Technical debt is simply the term for the amount of future work you create when you try to save time up front. You have two choices:
Do it the right way - Use best practices and develop a design that is the best of your ability and something you know can scale and grow appropriately. This is your boss’ least favorite method because it takes longer.
Do it the fast way - Ignore crucial design decisions that will take too much time to implement. Create a “hacked together” design that you keep as clean as you can, but you know it’s not right. You convince yourself you can always come back later and fix it. This is your boss’ favorite way because it takes much less time.
The problem with the second approach is very simple:
The time you save up front making a bad design will come back to haunt you exponentially during maintenance.
No matter how good you are or how much you think you can break this rule, it will always prove itself true. You need to educate your boss on the studies done on this, because he/she will not be very happy when maintenance takes considerably more time for “simple fixes”.
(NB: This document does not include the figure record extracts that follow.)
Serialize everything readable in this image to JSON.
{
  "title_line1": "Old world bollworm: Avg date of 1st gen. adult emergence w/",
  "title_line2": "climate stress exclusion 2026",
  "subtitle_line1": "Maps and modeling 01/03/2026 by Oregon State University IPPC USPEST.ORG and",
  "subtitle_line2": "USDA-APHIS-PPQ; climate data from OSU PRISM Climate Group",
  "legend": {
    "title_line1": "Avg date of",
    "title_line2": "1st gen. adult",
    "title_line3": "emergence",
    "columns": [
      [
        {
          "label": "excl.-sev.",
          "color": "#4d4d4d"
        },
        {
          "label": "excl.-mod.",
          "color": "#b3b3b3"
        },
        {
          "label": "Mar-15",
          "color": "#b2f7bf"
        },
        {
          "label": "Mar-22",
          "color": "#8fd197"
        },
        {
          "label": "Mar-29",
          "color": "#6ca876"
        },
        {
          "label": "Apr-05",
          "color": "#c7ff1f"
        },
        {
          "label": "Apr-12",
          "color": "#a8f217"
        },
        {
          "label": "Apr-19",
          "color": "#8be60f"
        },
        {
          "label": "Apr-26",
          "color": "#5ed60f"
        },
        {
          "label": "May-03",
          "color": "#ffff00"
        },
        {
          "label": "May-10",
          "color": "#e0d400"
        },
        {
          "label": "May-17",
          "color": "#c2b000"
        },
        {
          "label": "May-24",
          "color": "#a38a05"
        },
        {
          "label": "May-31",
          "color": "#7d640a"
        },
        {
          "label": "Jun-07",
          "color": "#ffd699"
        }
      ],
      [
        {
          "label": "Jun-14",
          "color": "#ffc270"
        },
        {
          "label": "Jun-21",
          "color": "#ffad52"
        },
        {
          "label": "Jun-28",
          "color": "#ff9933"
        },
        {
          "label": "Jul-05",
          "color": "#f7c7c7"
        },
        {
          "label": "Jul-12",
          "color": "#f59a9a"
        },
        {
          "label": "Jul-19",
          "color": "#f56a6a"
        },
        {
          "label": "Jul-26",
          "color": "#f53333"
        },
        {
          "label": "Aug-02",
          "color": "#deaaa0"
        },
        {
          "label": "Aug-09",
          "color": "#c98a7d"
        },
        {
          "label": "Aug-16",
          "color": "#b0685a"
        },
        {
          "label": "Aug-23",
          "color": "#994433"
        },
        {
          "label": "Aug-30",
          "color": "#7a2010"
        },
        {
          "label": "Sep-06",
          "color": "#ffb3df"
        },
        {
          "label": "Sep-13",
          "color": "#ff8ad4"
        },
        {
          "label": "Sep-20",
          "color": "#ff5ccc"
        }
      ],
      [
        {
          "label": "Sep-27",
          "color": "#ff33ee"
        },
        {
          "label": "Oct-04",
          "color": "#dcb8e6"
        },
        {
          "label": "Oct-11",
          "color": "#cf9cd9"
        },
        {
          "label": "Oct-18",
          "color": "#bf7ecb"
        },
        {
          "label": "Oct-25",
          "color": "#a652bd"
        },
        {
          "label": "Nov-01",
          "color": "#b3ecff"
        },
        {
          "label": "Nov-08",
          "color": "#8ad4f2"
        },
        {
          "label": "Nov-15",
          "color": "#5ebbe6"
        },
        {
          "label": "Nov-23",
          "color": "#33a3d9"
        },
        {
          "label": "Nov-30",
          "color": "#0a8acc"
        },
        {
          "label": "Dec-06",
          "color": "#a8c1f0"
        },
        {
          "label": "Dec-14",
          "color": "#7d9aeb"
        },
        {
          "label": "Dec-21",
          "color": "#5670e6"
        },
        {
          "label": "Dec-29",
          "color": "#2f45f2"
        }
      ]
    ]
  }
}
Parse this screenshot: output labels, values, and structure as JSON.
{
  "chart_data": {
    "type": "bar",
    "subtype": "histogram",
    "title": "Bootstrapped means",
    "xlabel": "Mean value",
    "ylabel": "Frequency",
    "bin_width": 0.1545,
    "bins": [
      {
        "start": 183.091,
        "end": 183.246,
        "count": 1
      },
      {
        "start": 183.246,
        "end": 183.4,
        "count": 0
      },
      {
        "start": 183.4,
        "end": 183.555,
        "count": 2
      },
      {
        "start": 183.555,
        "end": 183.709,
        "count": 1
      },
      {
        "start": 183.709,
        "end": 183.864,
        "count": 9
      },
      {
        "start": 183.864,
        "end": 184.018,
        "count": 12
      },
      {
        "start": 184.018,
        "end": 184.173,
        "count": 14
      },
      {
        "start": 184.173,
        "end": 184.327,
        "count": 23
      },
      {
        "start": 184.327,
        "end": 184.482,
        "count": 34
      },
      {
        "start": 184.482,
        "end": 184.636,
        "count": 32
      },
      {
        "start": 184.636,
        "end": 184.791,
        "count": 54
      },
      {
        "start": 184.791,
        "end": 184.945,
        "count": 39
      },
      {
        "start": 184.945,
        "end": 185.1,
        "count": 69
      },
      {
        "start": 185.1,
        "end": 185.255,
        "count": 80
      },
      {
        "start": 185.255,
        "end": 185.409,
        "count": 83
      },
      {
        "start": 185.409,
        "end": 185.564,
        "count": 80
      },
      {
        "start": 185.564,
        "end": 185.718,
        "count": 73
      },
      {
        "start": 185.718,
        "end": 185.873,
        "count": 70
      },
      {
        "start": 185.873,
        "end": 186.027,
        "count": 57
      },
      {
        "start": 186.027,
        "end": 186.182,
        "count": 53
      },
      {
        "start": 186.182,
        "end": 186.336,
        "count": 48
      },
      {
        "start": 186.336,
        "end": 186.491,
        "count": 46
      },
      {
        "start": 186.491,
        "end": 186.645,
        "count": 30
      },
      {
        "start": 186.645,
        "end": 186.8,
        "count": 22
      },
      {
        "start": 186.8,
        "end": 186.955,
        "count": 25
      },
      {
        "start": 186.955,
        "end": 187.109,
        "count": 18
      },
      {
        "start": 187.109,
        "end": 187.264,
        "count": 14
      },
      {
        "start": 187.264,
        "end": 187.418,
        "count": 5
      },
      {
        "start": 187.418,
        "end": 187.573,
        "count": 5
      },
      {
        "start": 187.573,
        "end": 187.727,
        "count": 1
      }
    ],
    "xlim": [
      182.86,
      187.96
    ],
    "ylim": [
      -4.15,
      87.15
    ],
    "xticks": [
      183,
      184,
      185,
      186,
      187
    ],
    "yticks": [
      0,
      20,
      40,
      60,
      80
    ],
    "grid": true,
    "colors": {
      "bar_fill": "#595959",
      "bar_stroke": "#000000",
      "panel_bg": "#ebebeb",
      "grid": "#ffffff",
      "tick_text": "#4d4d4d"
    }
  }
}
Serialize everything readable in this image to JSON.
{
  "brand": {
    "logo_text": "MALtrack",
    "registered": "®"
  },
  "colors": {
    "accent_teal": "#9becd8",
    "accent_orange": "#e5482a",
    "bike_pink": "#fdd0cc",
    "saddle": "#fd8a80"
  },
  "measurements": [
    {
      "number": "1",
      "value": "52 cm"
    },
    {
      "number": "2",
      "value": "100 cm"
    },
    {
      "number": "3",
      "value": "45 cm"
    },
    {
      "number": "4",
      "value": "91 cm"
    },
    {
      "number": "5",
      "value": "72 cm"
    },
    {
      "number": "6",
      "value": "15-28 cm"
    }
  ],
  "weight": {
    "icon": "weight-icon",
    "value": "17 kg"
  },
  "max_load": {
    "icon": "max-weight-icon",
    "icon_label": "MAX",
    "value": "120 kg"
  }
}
I hope I’ve outlined what code smells are and some of the common ones you’ll see. The message I really want to get across here is do it right the first time. If you don’t know how to do it right, stop “winging it” and start learning more about software design.
Software development is heavily dependent on time. Given enough time developers can make solid gold perfect software, but by the time it’s finished it’s no longer needed or the company is questioning where all their money is going to. It’s a constant battle.
Take a little more time up front to save loads of time in the future, and you’ll see many of these code smells start to go away.